At this point you should have both halves of the frame assembled. Well done! Now it is time to insert the
frames into the boatskin.
10. Unfold the boatskin and open it up as much as possible with the hull side down. Note that the bow
(front) end of the skin has a FOLBOT patch sewn in place. Open the Velcro flaps and unzip both zippers.

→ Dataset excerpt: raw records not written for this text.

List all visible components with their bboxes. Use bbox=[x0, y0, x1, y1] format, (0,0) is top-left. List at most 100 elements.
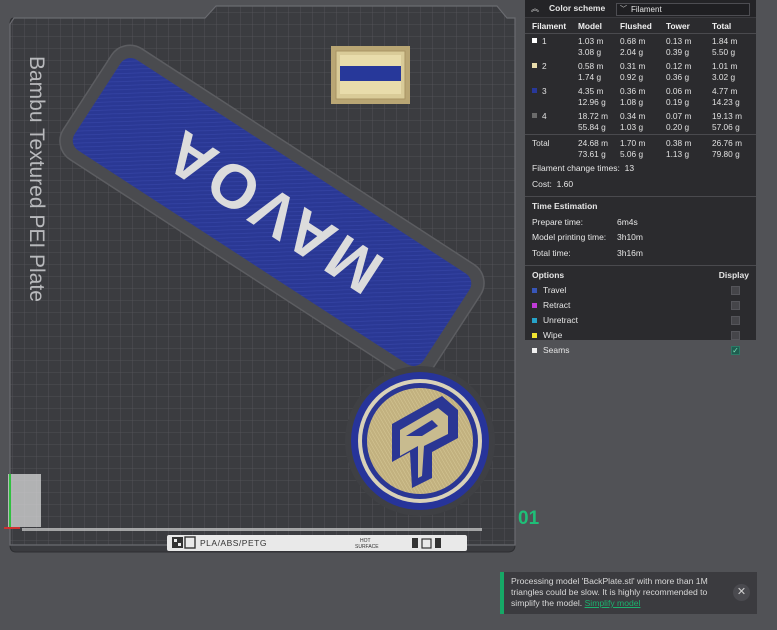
total-label: Total bbox=[525, 134, 578, 161]
option-color-swatch bbox=[532, 287, 537, 293]
model-cell-line-1: 0.58 m bbox=[578, 61, 604, 72]
flushed-cell-line-1: 0.68 m bbox=[620, 36, 646, 47]
option-label: Retract bbox=[543, 300, 571, 311]
option-label: Wipe bbox=[543, 330, 563, 341]
model-cell: 0.58 m 1.74 g bbox=[578, 59, 620, 84]
tower-cell-line-2: 0.36 g bbox=[666, 72, 690, 83]
model-cell: 18.72 m 55.84 g bbox=[578, 109, 620, 135]
total-cell-line-1: 1.84 m bbox=[712, 36, 738, 47]
option-row-wipe: Wipe bbox=[532, 330, 756, 341]
option-label: Seams bbox=[543, 345, 570, 356]
filament-change-value: 13 bbox=[624, 163, 635, 174]
filament-color-swatch bbox=[532, 38, 537, 44]
panel-header: ︽ Color scheme ﹀ Filament bbox=[525, 0, 756, 18]
option-row-travel: Travel bbox=[532, 285, 756, 296]
model-cell-line-2: 1.74 g bbox=[578, 72, 602, 83]
color-scheme-select[interactable]: ﹀ Filament bbox=[616, 3, 750, 16]
filament-color-swatch bbox=[532, 63, 537, 69]
total-tower-cell: 0.38 m 1.13 g bbox=[666, 134, 712, 161]
options-list: Travel Retract Unretract Wipe Seams ✓ bbox=[525, 285, 756, 356]
tower-cell-line-2: 0.19 g bbox=[666, 97, 690, 108]
option-row-unretract: Unretract bbox=[532, 315, 756, 326]
origin-axes bbox=[4, 474, 41, 529]
total-model-cell-line-1: 24.68 m bbox=[578, 138, 608, 149]
flushed-cell: 0.68 m 2.04 g bbox=[620, 34, 666, 60]
filament-id: 1 bbox=[542, 36, 547, 47]
plate-bar-filament-text: PLA/ABS/PETG bbox=[200, 538, 267, 548]
option-label: Unretract bbox=[543, 315, 578, 326]
model-cell-line-2: 3.08 g bbox=[578, 47, 602, 58]
flushed-cell-line-1: 0.36 m bbox=[620, 86, 646, 97]
flushed-cell: 0.36 m 1.08 g bbox=[620, 84, 666, 109]
simplify-model-link[interactable]: Simplify model bbox=[585, 598, 641, 608]
total-time-value: 3h16m bbox=[617, 247, 643, 258]
option-row-retract: Retract bbox=[532, 300, 756, 311]
col-header-flushed: Flushed bbox=[620, 20, 666, 35]
filament-id-cell: 1 bbox=[525, 34, 578, 60]
flag-model[interactable] bbox=[331, 46, 410, 104]
prepare-time-label: Prepare time: bbox=[532, 216, 584, 227]
printing-time-label: Model printing time: bbox=[532, 232, 607, 243]
printing-time-value: 3h10m bbox=[617, 232, 643, 243]
option-display-checkbox[interactable] bbox=[731, 300, 740, 310]
total-cell-line-1: 4.77 m bbox=[712, 86, 738, 97]
model-cell: 4.35 m 12.96 g bbox=[578, 84, 620, 109]
flushed-cell: 0.31 m 0.92 g bbox=[620, 59, 666, 84]
filament-id-cell: 2 bbox=[525, 59, 578, 84]
tower-cell-line-2: 0.20 g bbox=[666, 122, 690, 133]
display-label: Display bbox=[718, 270, 749, 281]
options-label: Options bbox=[532, 270, 565, 281]
flushed-cell-line-1: 0.31 m bbox=[620, 61, 646, 72]
model-cell-line-1: 1.03 m bbox=[578, 36, 604, 47]
total-cell-line-2: 57.06 g bbox=[712, 122, 740, 133]
option-label: Travel bbox=[543, 285, 567, 296]
model-cell-line-1: 18.72 m bbox=[578, 111, 608, 122]
plate-number-label[interactable]: 01 bbox=[518, 508, 539, 530]
color-scheme-label: Color scheme bbox=[549, 3, 606, 14]
tower-cell: 0.13 m 0.39 g bbox=[666, 34, 712, 60]
total-model-cell: 24.68 m 73.61 g bbox=[578, 134, 620, 161]
filament-row: 1 1.03 m 3.08 g 0.68 m 2.04 g 0.13 m 0.39 g 1.8… bbox=[525, 34, 756, 60]
tower-cell-line-1: 0.12 m bbox=[666, 61, 692, 72]
flushed-cell-line-2: 1.08 g bbox=[620, 97, 644, 108]
tower-cell: 0.06 m 0.19 g bbox=[666, 84, 712, 109]
option-display-checkbox[interactable] bbox=[731, 315, 740, 325]
col-header-filament: Filament bbox=[525, 20, 578, 35]
printing-time-row: Model printing time: 3h10m bbox=[532, 233, 756, 242]
option-color-swatch bbox=[532, 332, 537, 338]
close-icon[interactable]: ✕ bbox=[733, 584, 750, 601]
total-time-label: Total time: bbox=[532, 247, 571, 258]
chevron-down-icon: ﹀ bbox=[620, 6, 627, 13]
plate-name-label: Bambu Textured PEI Plate bbox=[25, 56, 48, 302]
option-color-swatch bbox=[532, 317, 537, 323]
filament-id-cell: 3 bbox=[525, 84, 578, 109]
option-display-checkbox[interactable] bbox=[731, 330, 740, 340]
cost-label: Cost: bbox=[532, 178, 552, 189]
option-display-checkbox[interactable] bbox=[731, 285, 740, 295]
logo-disc-model[interactable] bbox=[345, 366, 495, 516]
tower-cell-line-1: 0.07 m bbox=[666, 111, 692, 122]
model-cell-line-2: 12.96 g bbox=[578, 97, 606, 108]
total-flushed-cell: 1.70 m 5.06 g bbox=[620, 134, 666, 161]
filament-id: 3 bbox=[542, 86, 547, 97]
total-cell: 19.13 m 57.06 g bbox=[712, 109, 756, 135]
tower-cell-line-1: 0.13 m bbox=[666, 36, 692, 47]
collapse-icon[interactable]: ︽ bbox=[531, 4, 541, 13]
flushed-cell-line-2: 1.03 g bbox=[620, 122, 644, 133]
filament-color-swatch bbox=[532, 88, 537, 94]
filament-id-cell: 4 bbox=[525, 109, 578, 135]
filament-row: 2 0.58 m 1.74 g 0.31 m 0.92 g 0.12 m 0.36 g 1.0… bbox=[525, 59, 756, 84]
tower-cell-line-1: 0.06 m bbox=[666, 86, 692, 97]
filament-change-label: Filament change times: bbox=[532, 163, 620, 174]
option-display-checkbox[interactable]: ✓ bbox=[731, 345, 740, 355]
prepare-time-row: Prepare time: 6m4s bbox=[532, 218, 756, 227]
gcode-legend-panel: ︽ Color scheme ﹀ Filament Filament Model… bbox=[525, 0, 756, 355]
total-total-cell-line-1: 26.76 m bbox=[712, 138, 742, 149]
total-cell: 4.77 m 14.23 g bbox=[712, 84, 756, 109]
filament-row: 4 18.72 m 55.84 g 0.34 m 1.03 g 0.07 m 0.20 g1… bbox=[525, 109, 756, 135]
total-model-cell-line-2: 73.61 g bbox=[578, 149, 606, 160]
prepare-time-value: 6m4s bbox=[617, 216, 638, 227]
option-color-swatch bbox=[532, 302, 537, 308]
cost-line: Cost: 1.60 bbox=[532, 180, 756, 189]
filament-table: Filament Model Flushed Tower Total 1 1.03… bbox=[525, 20, 756, 161]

11. Now insert each frame half into the skin. There are aluminum tracks on the inside of the skin that
align with each keel end of the frame. Move the frame into the skin as far as possible, keeping everything
on center. Make sure all the aluminum tubing ends are tucked into the skin, and that the keel ends are
properly set in the aluminum tracks. Now zip up the front deck to see if the zipper is aligned with the
deck strut. If not, unzip and reposition the frame until centered and zip up the deck. Repeat with rear
deck zipper.
12. You should now have three frame latches in the
middle of the boat not yet engaged, and two sets of
lower longerons not yet connected.
Assemble the bottom keel latch by inserting the
smaller stern end into the larger bow end of the latch
(see photo at left). Slowly press it down toward the
bottom of the boat to stretch out the boatskin. Don’t
worry—nothing will break! The latch may pop back up
when you relieve it, but this is okay for now.

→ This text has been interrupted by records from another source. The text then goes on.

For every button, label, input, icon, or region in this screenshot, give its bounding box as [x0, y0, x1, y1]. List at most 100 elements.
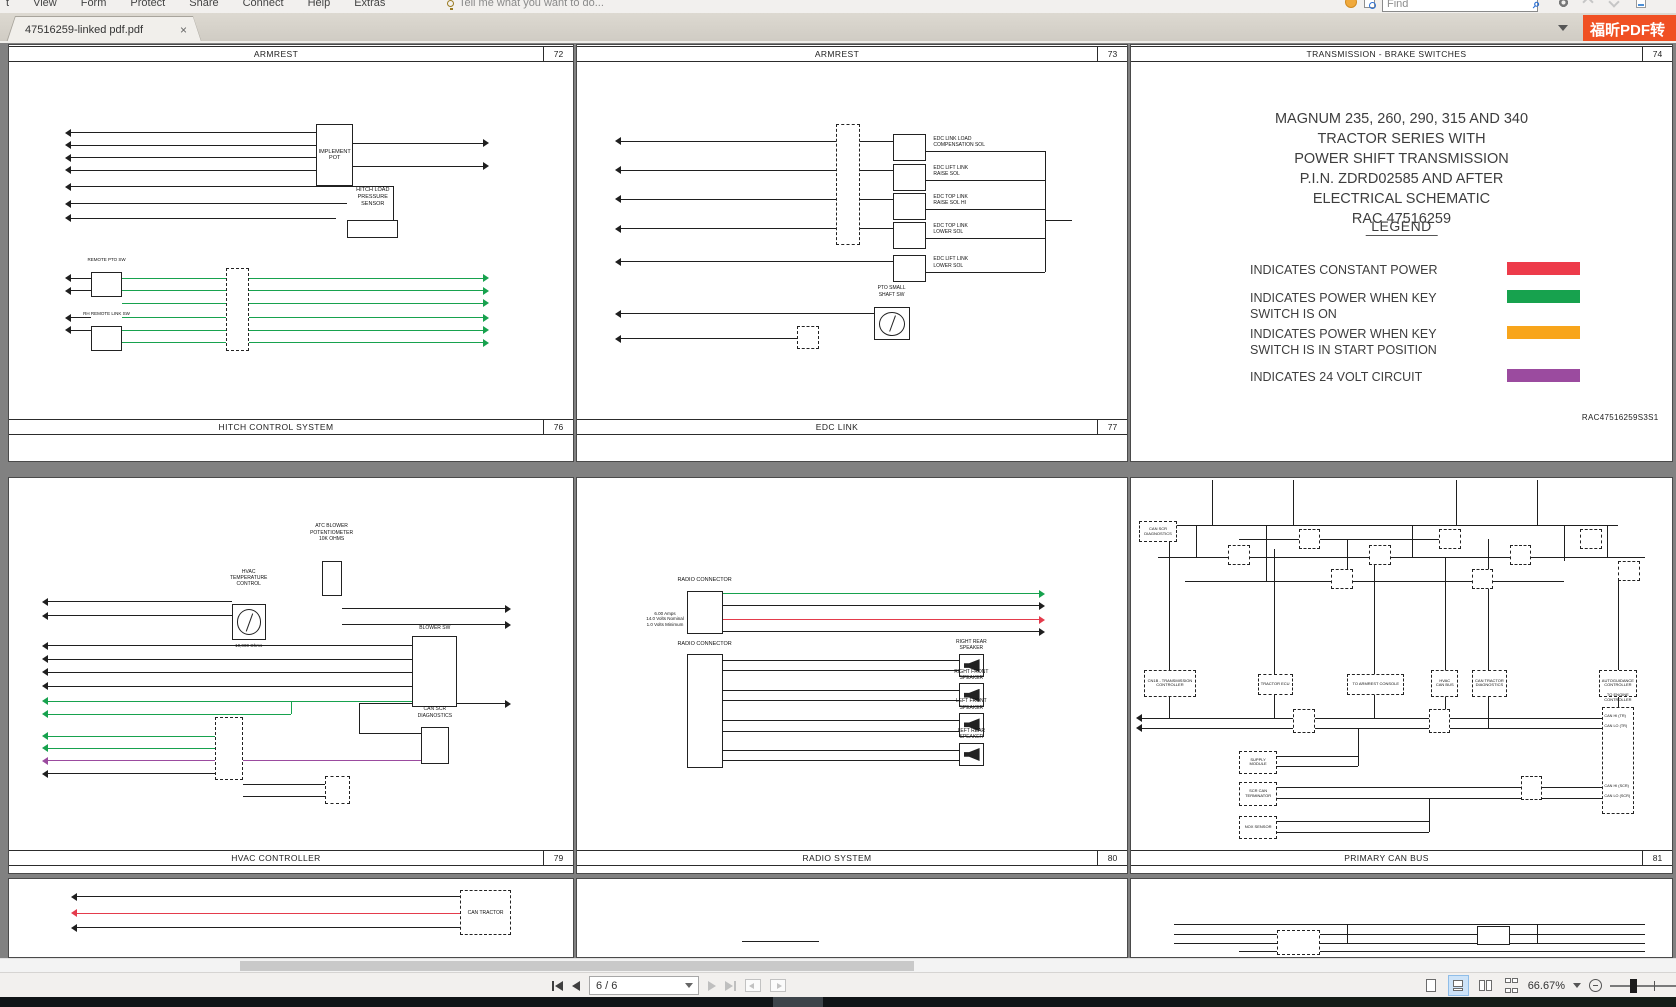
chevron-down-icon[interactable]	[685, 983, 693, 992]
wire	[723, 690, 960, 691]
wire	[48, 773, 214, 774]
next-page-button[interactable]	[708, 981, 716, 991]
diagram-label: EDC LIFT LINK RAISE SOL	[933, 165, 968, 178]
wire	[48, 672, 412, 673]
find-options-gear-icon[interactable]	[1558, 0, 1569, 8]
connector-box	[325, 776, 350, 804]
find-search-icon[interactable]: ⌕	[1533, 0, 1543, 11]
wire	[71, 278, 91, 279]
connector-box	[1228, 545, 1250, 565]
assistant-hint: Tell me what you want to do...	[459, 0, 604, 11]
wire	[1607, 525, 1608, 557]
zoom-level[interactable]: 66.67%	[1528, 980, 1565, 992]
search-document-icon[interactable]	[1364, 0, 1375, 8]
legend-item-label: INDICATES CONSTANT POWER	[1250, 262, 1499, 278]
diagram-label: EDC TOP LINK RAISE SOL HI	[933, 194, 967, 207]
horizontal-scrollbar[interactable]	[0, 958, 1676, 972]
menu-item-form[interactable]: Form	[81, 0, 107, 12]
menu-item-help[interactable]: Help	[308, 0, 331, 12]
wire	[353, 166, 483, 167]
wire	[621, 261, 893, 262]
page-number-combobox[interactable]: 6 / 6	[589, 976, 699, 995]
pdf-page-partial-2	[576, 878, 1128, 958]
connector-box	[1521, 776, 1543, 800]
component-box: TO ARMREST CONSOLE	[1347, 674, 1404, 696]
sheet-footer: EDC LINK 77	[577, 419, 1127, 435]
tab-close-icon[interactable]: ×	[174, 23, 201, 37]
tab-list-dropdown-icon[interactable]	[1558, 25, 1568, 36]
wire	[742, 941, 819, 942]
wire	[71, 290, 91, 291]
menu-item-t[interactable]: t	[6, 0, 9, 12]
wire	[48, 659, 412, 660]
sheet-title: HVAC CONTROLLER	[9, 853, 543, 863]
single-page-view-button[interactable]	[1422, 976, 1441, 995]
wire	[122, 278, 483, 279]
component-box: IMPLEMENT POT	[316, 124, 353, 186]
legend-item-label: INDICATES POWER WHEN KEY SWITCH IS IN ST…	[1250, 326, 1499, 358]
wire	[723, 605, 1039, 606]
foxit-reader-window: t View Form Protect Share Connect Help Extras T…	[0, 0, 1676, 1007]
wire	[77, 896, 461, 897]
connector-box	[1429, 709, 1451, 733]
sheet-number: 79	[543, 851, 573, 865]
next-view-button[interactable]	[770, 979, 786, 992]
connector-box	[232, 604, 266, 640]
wire	[48, 645, 412, 646]
pdf-page-radio-80: RADIO CONNECTORRADIO CONNECTOR6.00 Amps …	[576, 477, 1128, 874]
find-input[interactable]	[1383, 0, 1533, 11]
find-next-icon[interactable]	[1608, 0, 1619, 8]
document-area[interactable]: ARMREST 72 IMPLEMENT POTHITCH LOAD PRESS…	[0, 43, 1676, 958]
wire	[621, 338, 808, 339]
menu-item-extras[interactable]: Extras	[354, 0, 385, 12]
diagram-label: PTO SMALL SHAFT SW	[878, 285, 906, 298]
connector-box	[1293, 709, 1315, 733]
previous-page-button[interactable]	[572, 981, 580, 991]
taskbar-segment	[1200, 997, 1676, 1007]
wire	[1212, 480, 1213, 525]
connector-box	[1277, 930, 1320, 955]
zoom-dropdown-icon[interactable]	[1573, 983, 1581, 992]
diagram-label: CAN HI (SCR)	[1604, 784, 1628, 789]
find-previous-icon[interactable]	[1582, 0, 1593, 8]
facing-view-button[interactable]	[1476, 976, 1495, 995]
find-field[interactable]: ⌕	[1382, 0, 1538, 12]
wire	[1142, 718, 1602, 719]
first-page-button[interactable]	[552, 981, 563, 991]
legend-color-swatch	[1507, 369, 1580, 382]
continuous-view-button[interactable]	[1449, 976, 1468, 995]
document-tab[interactable]: 47516259-linked pdf.pdf ×	[6, 16, 202, 43]
windows-taskbar[interactable]	[0, 997, 1676, 1007]
tell-me-assistant[interactable]: Tell me what you want to do...	[447, 0, 604, 11]
zoom-out-icon[interactable]	[1589, 979, 1602, 992]
continuous-facing-view-button[interactable]	[1503, 976, 1520, 995]
menu-item-protect[interactable]: Protect	[130, 0, 165, 12]
pdf-convert-button[interactable]: 福昕PDF转	[1583, 15, 1676, 43]
wire	[1277, 798, 1602, 799]
horizontal-scrollbar-thumb[interactable]	[240, 961, 914, 971]
wire	[393, 186, 394, 219]
taskbar-button[interactable]	[773, 997, 823, 1007]
menu-item-share[interactable]: Share	[189, 0, 218, 12]
wire	[1456, 480, 1457, 525]
highlight-results-icon[interactable]	[1636, 0, 1646, 8]
zoom-slider-handle[interactable]	[1630, 979, 1637, 993]
diagram-label: ATC BLOWER POTENTIOMETER 10K OHMS	[310, 523, 353, 542]
zoom-slider[interactable]	[1610, 979, 1676, 993]
wire	[1274, 695, 1275, 718]
last-page-button[interactable]	[725, 981, 736, 991]
wire	[1274, 549, 1275, 673]
wire	[723, 700, 960, 701]
menu-item-connect[interactable]: Connect	[243, 0, 284, 12]
connector-box	[91, 326, 122, 351]
page-navigation: 6 / 6	[552, 973, 786, 998]
menu-item-view[interactable]: View	[33, 0, 57, 12]
support-icon[interactable]	[1345, 0, 1357, 8]
diagram-label: RH REMOTE LINK SW	[83, 311, 130, 317]
wire	[48, 615, 231, 616]
wire	[1174, 943, 1645, 944]
previous-view-button[interactable]	[745, 979, 761, 992]
wire	[1429, 798, 1430, 832]
pdf-page-hvac-79: ATC BLOWER POTENTIOMETER 10K OHMSHVAC TE…	[8, 477, 574, 874]
view-zoom-controls: 66.67%	[1422, 973, 1676, 998]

Check that the keel ends are within the aluminum
tracks on the inside of the skin by feeling the
alignment on the outside of the skin.
13. The side frame latches are joined in the same way
as the bottom keel latch. You may need to push
downward slightly as you close each latch. Avoid
trapping the clear sponson tubes in the latches, but
don’t worry if this happens—you can always free them
afterward.
All latches should now be closed and the boatskin
tight.
14. Now join the two sets of lower longerons. For each
set, slide the external tube out of the way (you may
need to disengage the snap button first), and line up
the two ends of the longeron. The tubing must be
straight so that you can now slide the external tube
back over the joint. Engage the snap button by
twisting the pieces until the button pops up into the
hole provided (see photo at left).
Don’t worry if you cannot engage the button in the hole, as this is not mandatory. Just make sure the
sliding tube is positioned directly over the point where the two longerons meet. The tube will not move
when the longeron is in its natural curved position.
15. To complete the frame, install crossframes 3, 4 and 5 into position. Remember, crossframe 3 must be
oriented properly so that its metal bracket engages the keyhole plates at the proper angle. If the angle is
not correct, simply reverse the crossframe. Sticker #3 and #5 must face the cockpit, and sticker #4 faces
the stern (back).
Tip: You may find it easier to attach the crossframe to the sideframe from the opposite side of the boat.